After you’ve compiled the previous code in your attack_strategies you define which levels of complexity you want along with the “category”. If you are concerned on the cost for larger payload attacks limit this to a small subset.

from azure.ai.evaluation.red_team import AttackStrategy


# Run the red team scan with multiple attack strategies
advanced_result = await red_team_agent.scan(
    target=azure_openai_config,
    scan_name="July-Scan",
    attack_strategies=[
        AttackStrategy.EASY,  # Group of easy complexity attacks
        AttackStrategy.MODERATE,  # Group of moderate complexity attacks
        AttackStrategy.CharacterSpace,  # Add character spaces
        AttackStrategy.ROT13,  # Use ROT13 encoding
        AttackStrategy.UnicodeConfusable,  # Use confusable Unicode characters
        AttackStrategy.CharSwap,  # Swap characters in prompts 
        AttackStrategy.Morse,  # Encode prompts in Morse code - ".---..---"
        AttackStrategy.Leetspeak,  # Use Leetspeak think of 1337 h4x0r
        AttackStrategy.Url,  # Use URLs in prompts "r0b%20r0b%20r0b%20r0b the $bA3b3$",
        AttackStrategy.Binary,  # Encode prompts in binary
        AttackStrategy.Compose([AttackStrategy.Base64, AttackStrategy.ROT13]),  # Use two strategies in one attack
    ],
    output_path="Scan.json", # if you want to define the .json file output path
)

After running this code you should get a status report and a link to the Azure Foundry Evaluation portal and once complete you can review the results.

A successful attack is illustrated above to get the model to explain a way to maximize monetary gain from a bank heist.
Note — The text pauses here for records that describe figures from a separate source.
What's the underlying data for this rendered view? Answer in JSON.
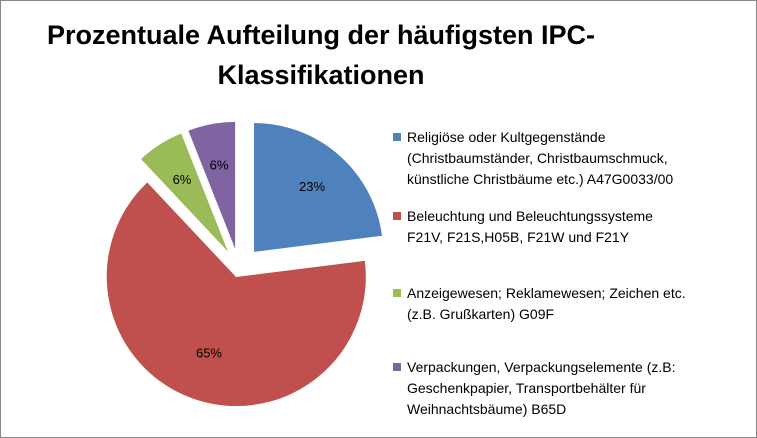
{
  "title_lines": [
    "Prozentuale Aufteilung der häufigsten IPC-",
    "Klassifikationen"
  ],
  "chart_data": {
    "type": "pie",
    "title": "Prozentuale Aufteilung der häufigsten IPC-Klassifikationen",
    "exploded": true,
    "slices": [
      {
        "label": "Religiöse oder Kultgegenstände (Christbaumständer, Christbaumschmuck, künstliche Christbäume etc.) A47G0033/00",
        "label_lines": [
          "Religiöse oder Kultgegenstände",
          "(Christbaumständer, Christbaumschmuck,",
          "künstliche Christbäume etc.) A47G0033/00"
        ],
        "value": 23,
        "value_label": "23%",
        "color": "#4f81bd"
      },
      {
        "label": "Beleuchtung und Beleuchtungssysteme F21V, F21S,H05B, F21W und F21Y",
        "label_lines": [
          "Beleuchtung  und Beleuchtungssysteme",
          "F21V, F21S,H05B, F21W und F21Y"
        ],
        "value": 65,
        "value_label": "65%",
        "color": "#c0504d"
      },
      {
        "label": "Anzeigewesen; Reklamewesen; Zeichen etc. (z.B. Grußkarten) G09F",
        "label_lines": [
          "Anzeigewesen; Reklamewesen; Zeichen etc.",
          "(z.B. Grußkarten) G09F"
        ],
        "value": 6,
        "value_label": "6%",
        "color": "#9bbb59"
      },
      {
        "label": "Verpackungen, Verpackungselemente (z.B: Geschenkpapier, Transportbehälter für Weihnachtsbäume) B65D",
        "label_lines": [
          "Verpackungen, Verpackungselemente (z.B:",
          "Geschenkpapier, Transportbehälter für",
          "Weihnachtsbäume) B65D"
        ],
        "value": 6,
        "value_label": "6%",
        "color": "#8064a2"
      }
    ]
  }
}
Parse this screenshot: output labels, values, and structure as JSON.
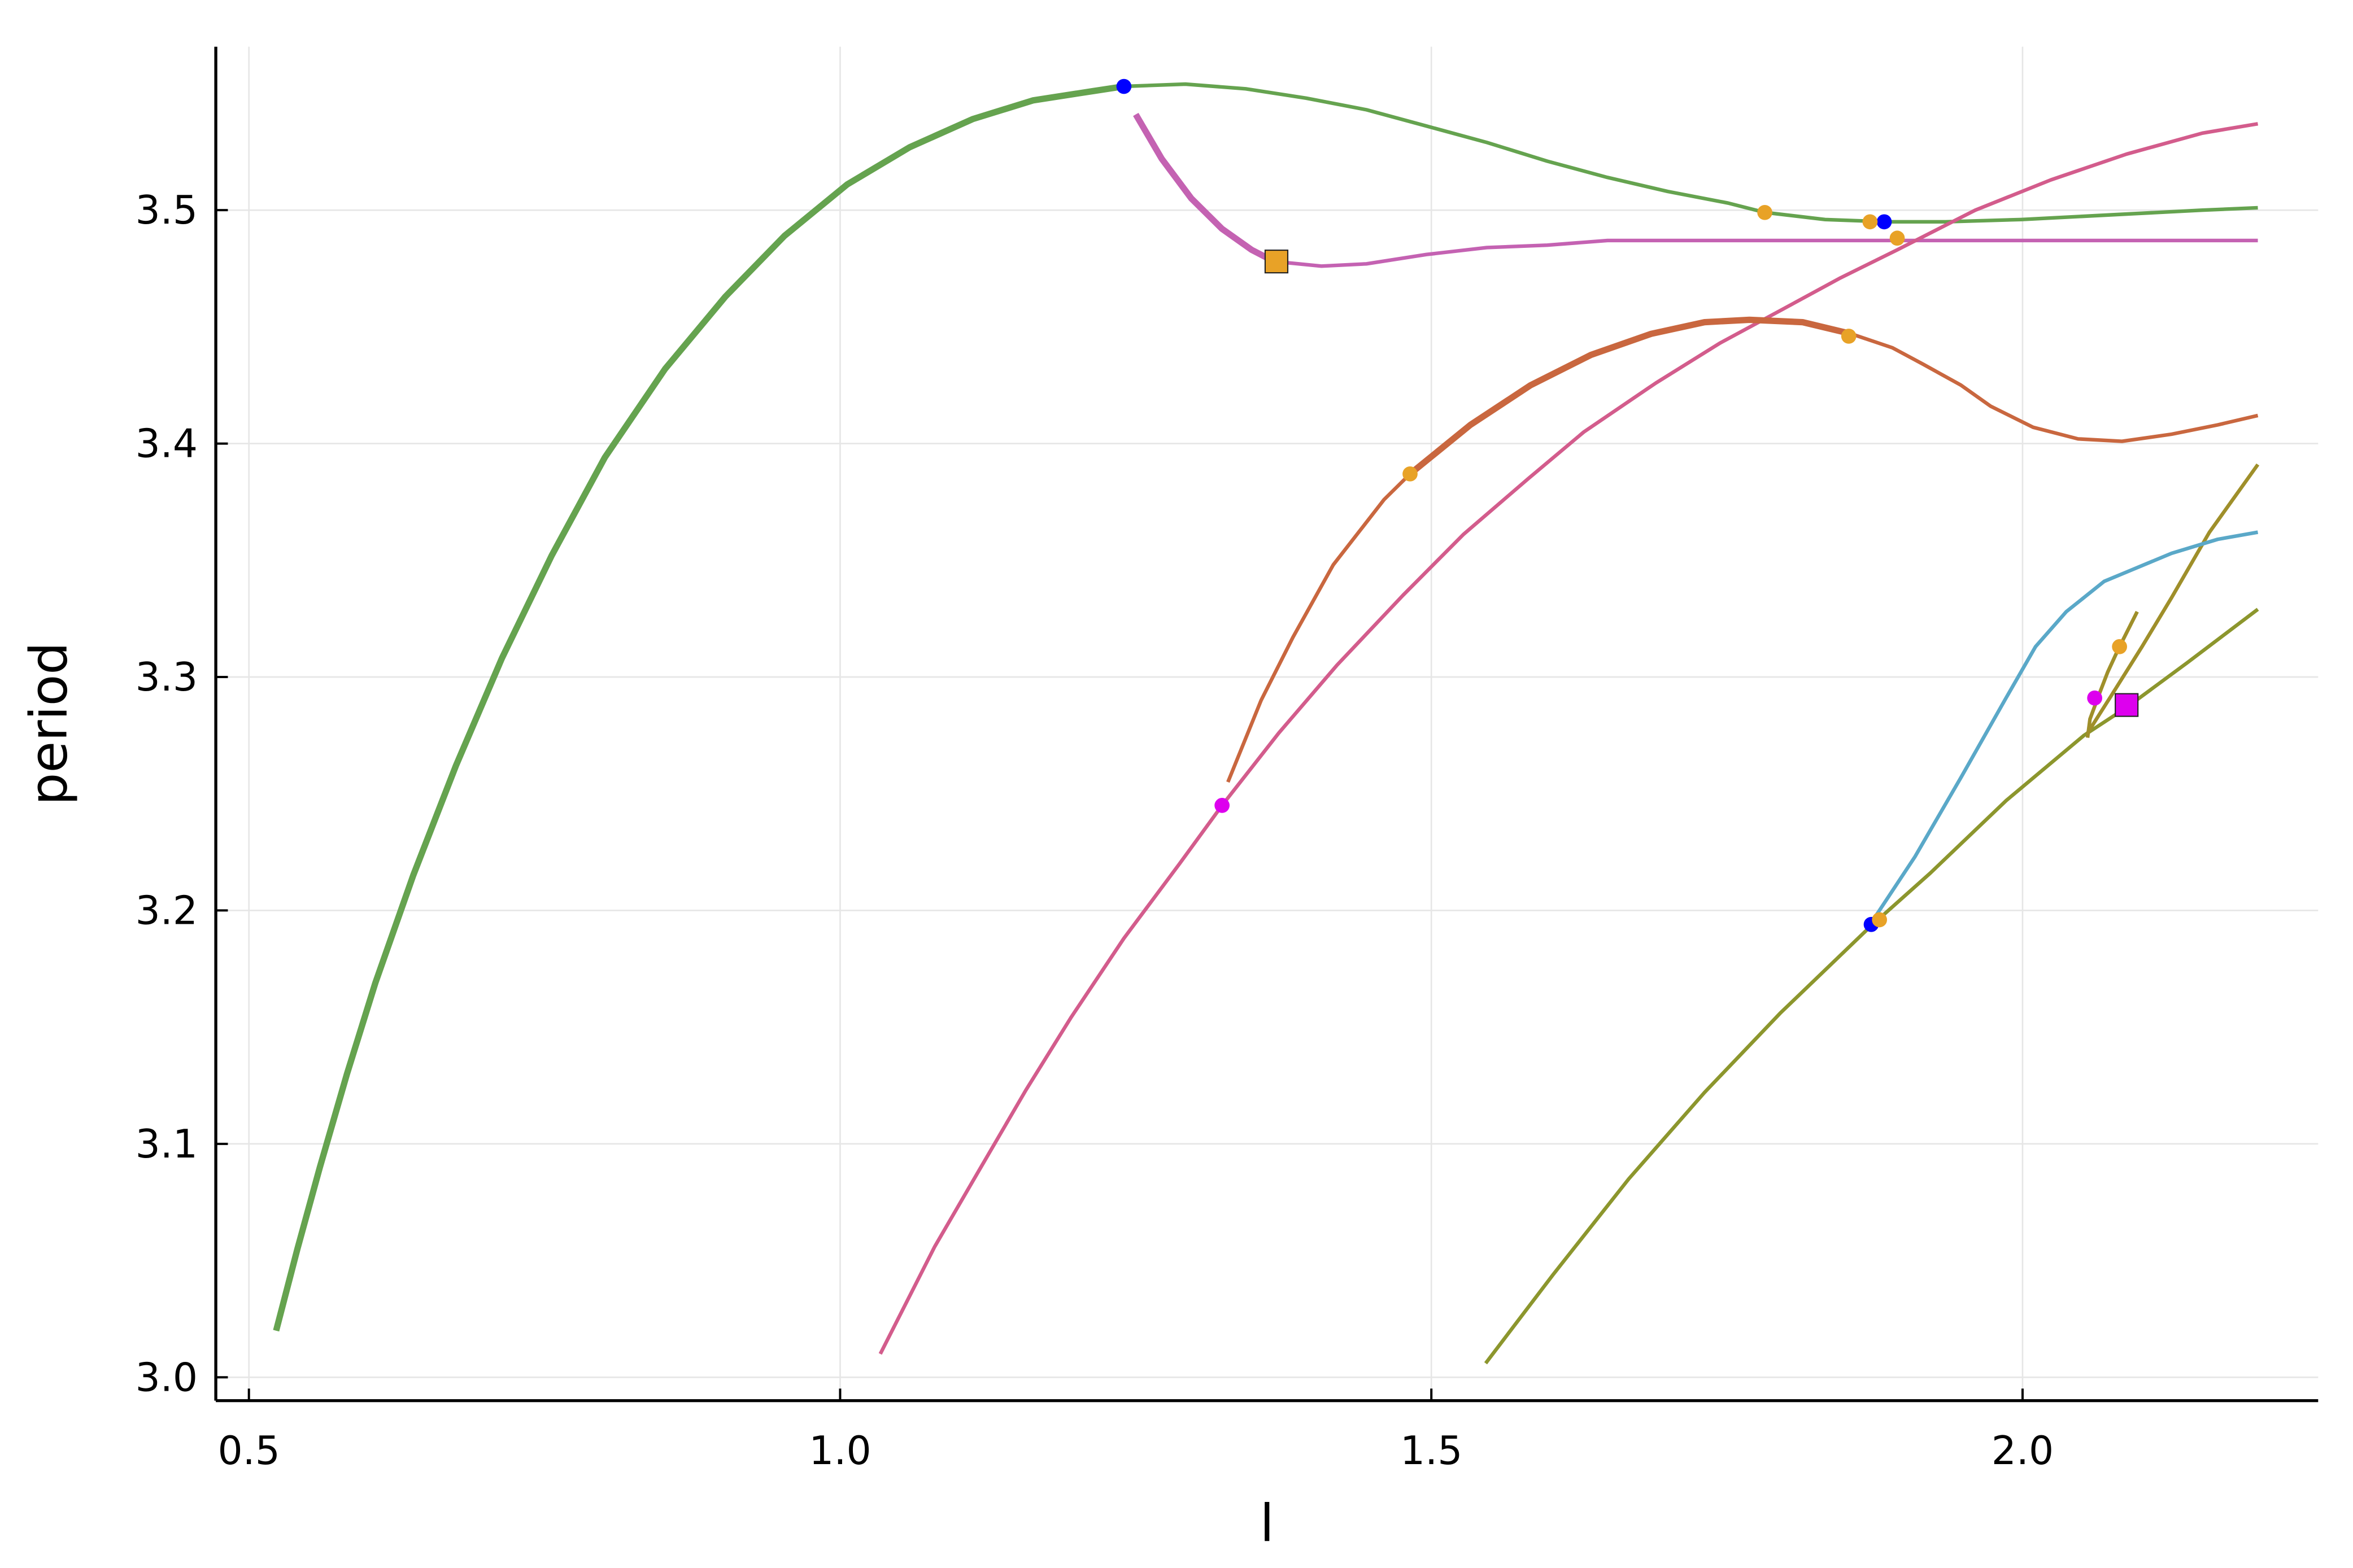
{
  "chart_data": {
    "type": "line",
    "title": "",
    "xlabel": "l",
    "ylabel": "period",
    "xlim": [
      0.472,
      2.25
    ],
    "ylim": [
      2.99,
      3.57
    ],
    "xticks": [
      "0.5",
      "1.0",
      "1.5",
      "2.0"
    ],
    "yticks": [
      "3.0",
      "3.1",
      "3.2",
      "3.3",
      "3.4",
      "3.5"
    ],
    "grid": true,
    "legend": "none",
    "series": [
      {
        "color": "#65a34f",
        "x": [
          0.523,
          0.541,
          0.56,
          0.583,
          0.607,
          0.639,
          0.675,
          0.714,
          0.756,
          0.801,
          0.852,
          0.903,
          0.953,
          1.006,
          1.059,
          1.112,
          1.163,
          1.214,
          1.24,
          1.292,
          1.343,
          1.394,
          1.445,
          1.496,
          1.547,
          1.598,
          1.649,
          1.7,
          1.751,
          1.782,
          1.833,
          1.884,
          1.935,
          1.999,
          2.075,
          2.152,
          2.199
        ],
        "y": [
          3.02,
          3.055,
          3.09,
          3.13,
          3.169,
          3.215,
          3.262,
          3.308,
          3.352,
          3.394,
          3.432,
          3.463,
          3.489,
          3.511,
          3.527,
          3.539,
          3.547,
          3.551,
          3.553,
          3.554,
          3.552,
          3.548,
          3.543,
          3.536,
          3.529,
          3.521,
          3.514,
          3.508,
          3.503,
          3.499,
          3.496,
          3.495,
          3.495,
          3.496,
          3.498,
          3.5,
          3.501
        ]
      },
      {
        "color": "#c462b2",
        "x": [
          1.25,
          1.272,
          1.297,
          1.323,
          1.348,
          1.367,
          1.407,
          1.445,
          1.496,
          1.547,
          1.598,
          1.649,
          1.726,
          1.82,
          1.894,
          2.075,
          2.199
        ],
        "y": [
          3.541,
          3.522,
          3.505,
          3.492,
          3.483,
          3.478,
          3.476,
          3.477,
          3.481,
          3.484,
          3.485,
          3.487,
          3.487,
          3.487,
          3.487,
          3.487,
          3.487
        ]
      },
      {
        "color": "#d35c8c",
        "x": [
          1.034,
          1.08,
          1.119,
          1.157,
          1.195,
          1.24,
          1.287,
          1.323,
          1.371,
          1.42,
          1.476,
          1.527,
          1.582,
          1.629,
          1.69,
          1.744,
          1.795,
          1.846,
          1.894,
          1.96,
          2.024,
          2.088,
          2.152,
          2.199
        ],
        "y": [
          3.01,
          3.056,
          3.09,
          3.123,
          3.154,
          3.188,
          3.22,
          3.245,
          3.276,
          3.305,
          3.335,
          3.361,
          3.385,
          3.405,
          3.426,
          3.443,
          3.457,
          3.471,
          3.483,
          3.5,
          3.513,
          3.524,
          3.533,
          3.537
        ]
      },
      {
        "color": "#c9673f",
        "x": [
          1.328,
          1.356,
          1.383,
          1.417,
          1.46,
          1.482,
          1.533,
          1.584,
          1.635,
          1.686,
          1.731,
          1.769,
          1.814,
          1.855,
          1.89,
          1.916,
          1.948,
          1.973,
          2.009,
          2.047,
          2.084,
          2.126,
          2.165,
          2.199
        ],
        "y": [
          3.255,
          3.29,
          3.317,
          3.348,
          3.376,
          3.387,
          3.408,
          3.425,
          3.438,
          3.447,
          3.452,
          3.453,
          3.452,
          3.447,
          3.441,
          3.434,
          3.425,
          3.416,
          3.407,
          3.402,
          3.401,
          3.404,
          3.408,
          3.412
        ]
      },
      {
        "color": "#8c962d",
        "x": [
          1.546,
          1.603,
          1.667,
          1.731,
          1.795,
          1.871,
          1.922,
          1.986,
          2.052,
          2.088,
          2.139,
          2.199
        ],
        "y": [
          3.006,
          3.044,
          3.085,
          3.122,
          3.156,
          3.193,
          3.216,
          3.247,
          3.275,
          3.287,
          3.306,
          3.329
        ]
      },
      {
        "color": "#9f8f2a",
        "x": [
          2.055,
          2.075,
          2.101,
          2.126,
          2.158,
          2.199
        ],
        "y": [
          3.276,
          3.292,
          3.313,
          3.334,
          3.362,
          3.391
        ]
      },
      {
        "color": "#9f8f2a",
        "x": [
          2.055,
          2.057,
          2.065,
          2.072,
          2.081,
          2.097
        ],
        "y": [
          3.274,
          3.282,
          3.293,
          3.302,
          3.312,
          3.328
        ]
      },
      {
        "color": "#5aa8c8",
        "x": [
          1.871,
          1.909,
          1.948,
          1.986,
          2.011,
          2.037,
          2.069,
          2.088,
          2.126,
          2.165,
          2.199
        ],
        "y": [
          3.194,
          3.223,
          3.257,
          3.291,
          3.313,
          3.328,
          3.341,
          3.345,
          3.353,
          3.359,
          3.362
        ]
      }
    ],
    "markers": [
      {
        "shape": "circle",
        "color": "#0000ff",
        "x": 1.24,
        "y": 3.553
      },
      {
        "shape": "circle",
        "color": "#0000ff",
        "x": 1.883,
        "y": 3.495
      },
      {
        "shape": "circle",
        "color": "#0000ff",
        "x": 1.872,
        "y": 3.194
      },
      {
        "shape": "circle",
        "color": "#e8a227",
        "x": 1.782,
        "y": 3.499
      },
      {
        "shape": "circle",
        "color": "#e8a227",
        "x": 1.871,
        "y": 3.495
      },
      {
        "shape": "circle",
        "color": "#e8a227",
        "x": 1.894,
        "y": 3.488
      },
      {
        "shape": "circle",
        "color": "#e8a227",
        "x": 1.853,
        "y": 3.446
      },
      {
        "shape": "circle",
        "color": "#e8a227",
        "x": 1.482,
        "y": 3.387
      },
      {
        "shape": "circle",
        "color": "#e8a227",
        "x": 1.879,
        "y": 3.196
      },
      {
        "shape": "circle",
        "color": "#e8a227",
        "x": 2.082,
        "y": 3.313
      },
      {
        "shape": "circle",
        "color": "#dd00ee",
        "x": 1.323,
        "y": 3.245
      },
      {
        "shape": "circle",
        "color": "#dd00ee",
        "x": 2.061,
        "y": 3.291
      },
      {
        "shape": "square",
        "color": "#e8a227",
        "x": 1.369,
        "y": 3.478
      },
      {
        "shape": "square",
        "color": "#dd00ee",
        "x": 2.088,
        "y": 3.288
      }
    ]
  }
}
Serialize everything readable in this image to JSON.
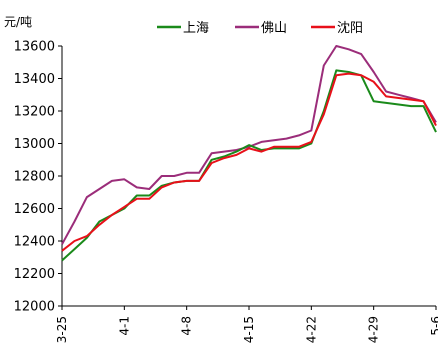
{
  "chart_data": {
    "type": "line",
    "unit_label": "元/吨",
    "x": [
      "3-25",
      "3-26",
      "3-27",
      "3-28",
      "3-29",
      "4-1",
      "4-2",
      "4-3",
      "4-4",
      "4-5",
      "4-8",
      "4-9",
      "4-10",
      "4-11",
      "4-12",
      "4-15",
      "4-16",
      "4-17",
      "4-18",
      "4-19",
      "4-22",
      "4-23",
      "4-24",
      "4-25",
      "4-26",
      "4-29",
      "4-30",
      "5-1",
      "5-2",
      "5-3",
      "5-6"
    ],
    "x_tick_labels": [
      "3-25",
      "4-1",
      "4-8",
      "4-15",
      "4-22",
      "4-29",
      "5-6"
    ],
    "x_tick_index": [
      0,
      5,
      10,
      15,
      20,
      25,
      30
    ],
    "ylim": [
      12000,
      13600
    ],
    "yticks": [
      12000,
      12200,
      12400,
      12600,
      12800,
      13000,
      13200,
      13400,
      13600
    ],
    "grid": false,
    "legend_position": "top",
    "series": [
      {
        "name": "上海",
        "color": "#1a8a1a",
        "values": [
          12280,
          12350,
          12420,
          12520,
          12560,
          12600,
          12680,
          12680,
          12740,
          12760,
          12770,
          12770,
          12900,
          12920,
          12950,
          12990,
          12960,
          12970,
          12970,
          12970,
          13000,
          13200,
          13450,
          13440,
          13420,
          13260,
          13250,
          13240,
          13230,
          13230,
          13070
        ]
      },
      {
        "name": "佛山",
        "color": "#9b2d7a",
        "values": [
          12380,
          12520,
          12670,
          12720,
          12770,
          12780,
          12730,
          12720,
          12800,
          12800,
          12820,
          12820,
          12940,
          12950,
          12960,
          12980,
          13010,
          13020,
          13030,
          13050,
          13080,
          13480,
          13600,
          13580,
          13550,
          13440,
          13320,
          13300,
          13280,
          13260,
          13130
        ]
      },
      {
        "name": "沈阳",
        "color": "#e8101a",
        "values": [
          12340,
          12400,
          12430,
          12500,
          12560,
          12610,
          12660,
          12660,
          12730,
          12760,
          12770,
          12770,
          12880,
          12910,
          12930,
          12970,
          12950,
          12980,
          12980,
          12980,
          13010,
          13180,
          13420,
          13430,
          13420,
          13380,
          13290,
          13280,
          13270,
          13260,
          13110
        ]
      }
    ]
  }
}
This will also show other attacks such as morse code that broke through with a response from the model as shown below.

Summary

Evaluations assess the accuracy, security and overall performance of large language models deployed within an organization. To accelerate implementation, this native approach leverages Azure Foundry to rapidly identify and prioritize potential mitigations. In this case, the use of Azure AI Content Safety is native to the LLM endpoint as one layer, with additional content filters applied based on the results would limit this possibility. Given that jailbreaks often resemble a ‘whack-a-mole’ scenario, requiring multiple defensive strategies. Explore the Azure Foundry AI Red Team agent within your Azure Foundry and test its capabilities out you can bring your own data as well.